Bill emphasized that alcoholism was a sickness of mind, emotions and body. This fact he had learned from Dr. William D. Silkworth of Towns Hospital in New York, where Bill had often been a patient. Though a physician, Dr. Bob did not know that alcoholism was a disease. Responding to Bill’s convincing ideas, he soon got sober, never to drink again. The founding spark of A.A. had begun. “Alcoholics Anonymous is an international fellowship of men and women who have had a drinking problem. It is nonprofessional, self-supporting, multiracial, apolitical, and available almost everywhere. There are no age or education requirements. Membership is open to anyone who wants to do something about his or her drinking problem.”

You can attend as many times as you want to, and the only stipulation is what is said there stays there. I went to a AA meeting March 6, 2019 in Lancaster two other girls were there from class otherwise I didn’t know anyone else. I wasn’t really sure what to expect from this meeting as I hadn’t been to one since I was in high school. I purposely went to one in a town I did not know really anyone so I wouldn’t run into anyone I knew.
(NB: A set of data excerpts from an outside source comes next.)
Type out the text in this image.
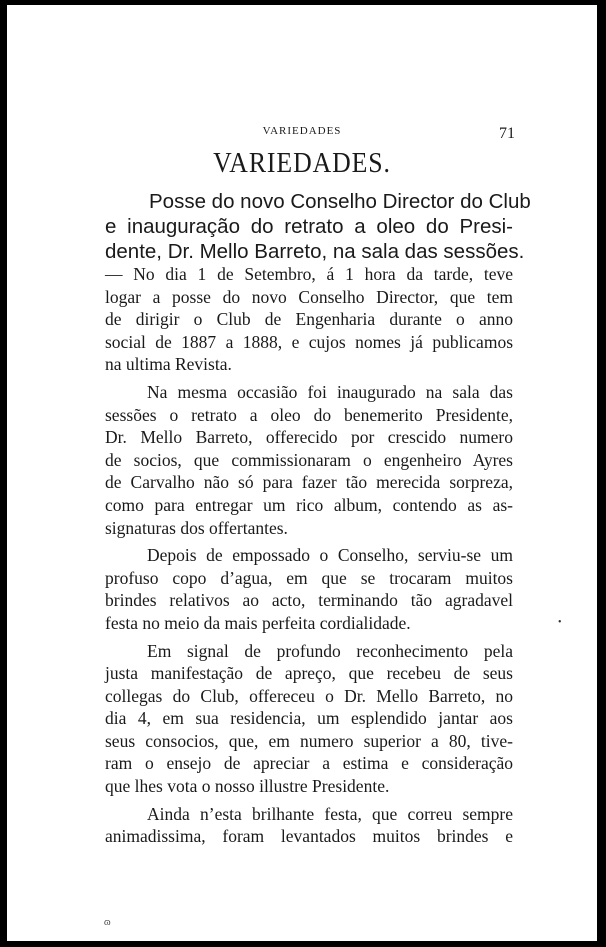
VARIEDADES	71
VARIEDADES.
Posse do novo Conselho Director do Club
e inauguração do retrato a oleo do Presi-
dente, Dr. Mello Barreto, na sala das sessões.
— No dia 1 de Setembro, á 1 hora da tarde, teve
logar a posse do novo Conselho Director, que tem
de dirigir o Club de Engenharia durante o anno
social de 1887 a 1888, e cujos nomes já publicamos
na ultima Revista.
Na mesma occasião foi inaugurado na sala das
sessões o retrato a oleo do benemerito Presidente,
Dr. Mello Barreto, offerecido por crescido numero
de socios, que commissionaram o engenheiro Ayres
de Carvalho não só para fazer tão merecida sorpreza,
como para entregar um rico album, contendo as as-
signaturas dos offertantes.
Depois de empossado o Conselho, serviu-se um
profuso copo d’agua, em que se trocaram muitos
brindes relativos ao acto, terminando tão agradavel
festa no meio da mais perfeita cordialidade.
Em signal de profundo reconhecimento pela
justa manifestação de apreço, que recebeu de seus
collegas do Club, offereceu o Dr. Mello Barreto, no
dia 4, em sua residencia, um esplendido jantar aos
seus consocios, que, em numero superior a 80, tive-
ram o ensejo de apreciar a estima e consideração
que lhes vota o nosso illustre Presidente.
Ainda n’esta brilhante festa, que correu sempre
animadissima, foram levantados muitos brindes e
•
ɷ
I went a bit early so I could talk with the greeter of the group for a little bit before the meeting began. The gentleman told me about the history of the group there and that he had been running it for many years (I forget how many now as I am writing this). He said normally they would rotate between people but being in a smaller community there are not too many people willing to take over in the position. He also talked about the closed group that meeting for drug addicts more specifically. He said for the most part its been the same people the last few years, but he does notice a few younger faces starting to come in here and there, some court ordered, but most are on their own free will. The meeting started off with someone reading from “The Big Book” and going through all of their rules. I’m not sure when it was established but I quickly caught on that their theme for the night from the reading was fear.
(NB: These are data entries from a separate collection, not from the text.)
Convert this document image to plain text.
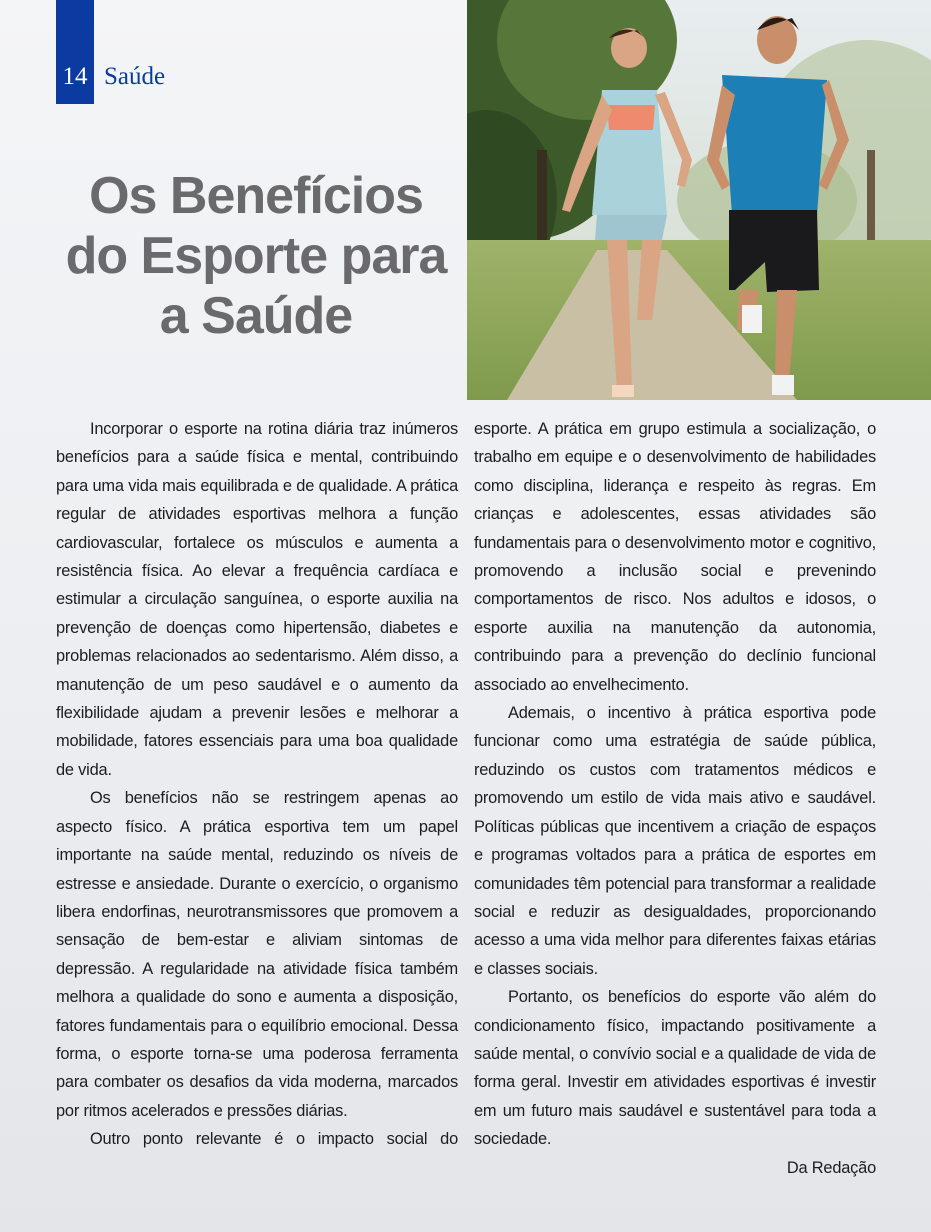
14 Saúde
Os Benefícios
do Esporte para
a Saúde

Incorporar o esporte na rotina diária traz inúmeros benefícios para a saúde física e mental, contribuindo para uma vida mais equilibrada e de qualidade. A prática regular de atividades esportivas melhora a função cardiovascular, fortalece os músculos e aumenta a resistência física. Ao elevar a frequência cardíaca e estimular a circulação sanguínea, o esporte auxilia na prevenção de doenças como hipertensão, diabetes e problemas relacionados ao sedentarismo. Além disso, a manutenção de um peso saudável e o aumento da flexibilidade ajudam a prevenir lesões e melhorar a mobilidade, fatores essenciais para uma boa qualidade de vida.

Os benefícios não se restringem apenas ao aspecto físico. A prática esportiva tem um papel importante na saúde mental, reduzindo os níveis de estresse e ansiedade. Durante o exercício, o organismo libera endorfinas, neurotransmissores que promovem a sensação de bem-estar e aliviam sintomas de depressão. A regularidade na atividade física também melhora a qualidade do sono e aumenta a disposição, fatores fundamentais para o equilíbrio emocional. Dessa forma, o esporte torna-se uma poderosa ferramenta para combater os desafios da vida moderna, marcados por ritmos acelerados e pressões diárias.

Outro ponto relevante é o impacto social do

esporte. A prática em grupo estimula a socialização, o trabalho em equipe e o desenvolvimento de habilidades como disciplina, liderança e respeito às regras. Em crianças e adolescentes, essas atividades são fundamentais para o desenvolvimento motor e cognitivo, promovendo a inclusão social e prevenindo comportamentos de risco. Nos adultos e idosos, o esporte auxilia na manutenção da autonomia, contribuindo para a prevenção do declínio funcional associado ao envelhecimento.

Ademais, o incentivo à prática esportiva pode funcionar como uma estratégia de saúde pública, reduzindo os custos com tratamentos médicos e promovendo um estilo de vida mais ativo e saudável. Políticas públicas que incentivem a criação de espaços e programas voltados para a prática de esportes em comunidades têm potencial para transformar a realidade social e reduzir as desigualdades, proporcionando acesso a uma vida melhor para diferentes faixas etárias e classes sociais.

Portanto, os benefícios do esporte vão além do condicionamento físico, impactando positivamente a saúde mental, o convívio social e a qualidade de vida de forma geral. Investir em atividades esportivas é investir em um futuro mais saudável e sustentável para toda a sociedade.

Da Redação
The other younger gentleman talked about how he currently lives in a known drug house and how there are people constantly using in front of him and how difficult it is to stay sober. He talked about how it’s not a day to day thing for him, that it is a literal second to second thing for him. He counts down the minutes, sometimes even seconds until he can get to another meeting because his sobriety is that important to him. He feels he is a ticking time bomb because of the environment he lives in. His story and way of talking is the one that still stands out the most to me. I could physically feel the struggle he was having with himself just while being there, I’m going to be honest here, when he walked in and sat down, I felt he was high as a kite right then and there. He then began to talk about the way he was twitching and jittery and constantly moving, all the same movements I judged him for, as being the movements that are driving him crazy. He is literally itching out of his skin to go use and is doing everything he possibly can to not use. The atmosphere and demeanor of this group of people was absolutely amazing and so encouraging to see these people supporting each other in their struggles as much as they were.